Building Your Brand by Managing Your Intellectual Property
By Lema Khorshid Founding Partner, Fuksa Khorshid, LLC | November 29, 2015
With new players constantly opening their doors, the hotel industry has become an extremely competitive game. One day, a hotel is the only one of its kind in its ZIP code, and the next, one opens around the corner and another right across the street. Hotel companies and operations constantly innovate novel and differentiated concepts to draw new customers in, and as a result the hospitality industry bears a surplus of very comparable brands. Whatever the concept and whatever the location, hotel executives need to differentiate their properties from the mass of competition. Using both the law and business of brands is the best tool at the hotel executive's disposal.
Any given brand can drive consumer loyalty because it allows the guest to recognize the hotel and the service it provides. Think about the term "brand loyalty". What does it really mean? Typically, it refers to the condition where a consumer has become sufficiently acquainted with the qualities of a service that he or she has no interest in trying a competitor. For hotels and other hospitality operations, building "brand loyalty" is crucial because the marketplace is so saturated with competition. There must be something about staying at a particular hotel that attracts guests to come back time and again. That special something could be comfortable beds, accommodating staff and flexible checkout times, or a friendly bartender who knows how to pour an appropriately stiff drink at the end of a long day. Whatever the redeeming quality is, a successful brand will communicate attributes about a given property - perhaps its location, its amenities, its staff, or even its price point. While a brand may start with a name and a logo, eventually the brand should weave itself through every part of the guest experience, from booking to checkout and beyond.
A good brand will be unique to the hotel concept, communicating features and services that are fundamental to the hotel. The first step to devising a quality brand is to conceive something no one else is using. Taking the time to ensure the chosen brand is available will pay great dividends. This is not only because the brand will help the hotel stand out from the crowded field, but also because it is crucial to make sure that a new brand does not infringe upon any other company's intellectual property. When speaking about brands, the relevant field will generally be trademark law.
The Law of Brands
In the United States, a trademark is any word, symbol, logo or other device that identifies the source of a good or service. It exists to protect consumers from confusion in the marketplace, or, in other words, from accidentally purchasing the wrong service because they mistakenly believed it to be affiliated with another service provider. Accordingly, should a hotel adopt a brand that is too close to that of another hospitality operation – in trademark lingo, one that is "confusingly similar" – the prior user can demand that the second user cease and desist its use, or the prior user can even sue for trademark infringement. Accordingly, the prudent hotel executive will compose a list of potential names, slogans, logos, color schemes, and the like, and then work with experienced legal counsel to perform a "knockout" search, looking for any potential conflicts with marks that already exist. Keep in mind that every country has its own trademark system, so hotel companies with international plans may want to contact counsel in the relevant country to run a separate search.

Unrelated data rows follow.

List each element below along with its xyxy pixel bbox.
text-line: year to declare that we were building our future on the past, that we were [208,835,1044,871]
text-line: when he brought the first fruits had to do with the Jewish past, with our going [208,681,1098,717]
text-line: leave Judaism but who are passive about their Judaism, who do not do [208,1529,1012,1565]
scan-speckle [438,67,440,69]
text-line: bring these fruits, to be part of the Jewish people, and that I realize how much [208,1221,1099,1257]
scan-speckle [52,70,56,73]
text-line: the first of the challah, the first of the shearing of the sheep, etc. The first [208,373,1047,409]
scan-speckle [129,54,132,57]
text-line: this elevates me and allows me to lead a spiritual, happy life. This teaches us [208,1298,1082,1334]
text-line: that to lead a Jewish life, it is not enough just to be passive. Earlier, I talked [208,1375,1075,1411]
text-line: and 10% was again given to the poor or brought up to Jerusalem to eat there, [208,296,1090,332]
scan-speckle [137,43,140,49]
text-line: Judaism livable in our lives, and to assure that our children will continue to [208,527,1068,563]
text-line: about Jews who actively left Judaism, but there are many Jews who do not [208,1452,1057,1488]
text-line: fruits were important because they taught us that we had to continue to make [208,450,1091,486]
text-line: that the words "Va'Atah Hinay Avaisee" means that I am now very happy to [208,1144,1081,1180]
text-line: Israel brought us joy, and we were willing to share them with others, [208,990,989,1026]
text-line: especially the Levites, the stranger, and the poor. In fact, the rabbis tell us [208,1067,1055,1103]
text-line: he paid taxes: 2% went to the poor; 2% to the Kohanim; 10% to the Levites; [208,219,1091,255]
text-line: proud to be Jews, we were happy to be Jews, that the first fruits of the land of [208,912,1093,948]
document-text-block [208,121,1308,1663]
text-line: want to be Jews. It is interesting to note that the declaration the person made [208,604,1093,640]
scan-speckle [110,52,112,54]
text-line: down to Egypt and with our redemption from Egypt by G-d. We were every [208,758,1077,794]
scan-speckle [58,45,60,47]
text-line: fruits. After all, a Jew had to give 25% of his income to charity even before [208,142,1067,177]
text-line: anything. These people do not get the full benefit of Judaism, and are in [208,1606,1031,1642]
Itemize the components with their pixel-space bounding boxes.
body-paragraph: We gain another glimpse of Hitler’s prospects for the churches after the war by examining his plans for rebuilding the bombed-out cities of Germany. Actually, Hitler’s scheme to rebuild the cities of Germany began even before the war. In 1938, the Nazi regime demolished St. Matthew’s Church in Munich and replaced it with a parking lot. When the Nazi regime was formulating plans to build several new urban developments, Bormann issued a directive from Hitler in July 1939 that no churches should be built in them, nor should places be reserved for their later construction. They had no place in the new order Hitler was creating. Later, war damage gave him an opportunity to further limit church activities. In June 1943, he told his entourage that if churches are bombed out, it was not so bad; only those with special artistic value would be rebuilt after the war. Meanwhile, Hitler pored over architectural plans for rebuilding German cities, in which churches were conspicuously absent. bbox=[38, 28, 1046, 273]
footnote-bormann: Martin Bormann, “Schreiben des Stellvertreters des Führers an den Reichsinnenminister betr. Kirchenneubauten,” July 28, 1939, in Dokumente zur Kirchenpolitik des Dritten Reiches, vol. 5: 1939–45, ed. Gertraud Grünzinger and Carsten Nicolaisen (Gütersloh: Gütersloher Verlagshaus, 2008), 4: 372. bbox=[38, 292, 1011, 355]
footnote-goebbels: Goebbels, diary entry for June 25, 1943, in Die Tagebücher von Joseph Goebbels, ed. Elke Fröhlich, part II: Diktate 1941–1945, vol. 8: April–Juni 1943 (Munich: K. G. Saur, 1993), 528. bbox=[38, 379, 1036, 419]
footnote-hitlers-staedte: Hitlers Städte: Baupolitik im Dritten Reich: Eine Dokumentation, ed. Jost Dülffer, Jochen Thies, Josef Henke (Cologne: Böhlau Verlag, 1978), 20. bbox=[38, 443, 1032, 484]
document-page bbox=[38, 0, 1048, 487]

Regardless, once the brand has been cleared from substantial legal risks, the hotel operator can feel confident in pouring more resources into development, marketing, sales, and other functions related to the new brand. Using trademark law as a proactive resource and a guiding hand is less expensive and far less frustrating than resorting to it as a defense mechanism later on. Most hotel operators would not cut corners in other preparations to open a new property; don't fall into that trap when conceiving a new brand.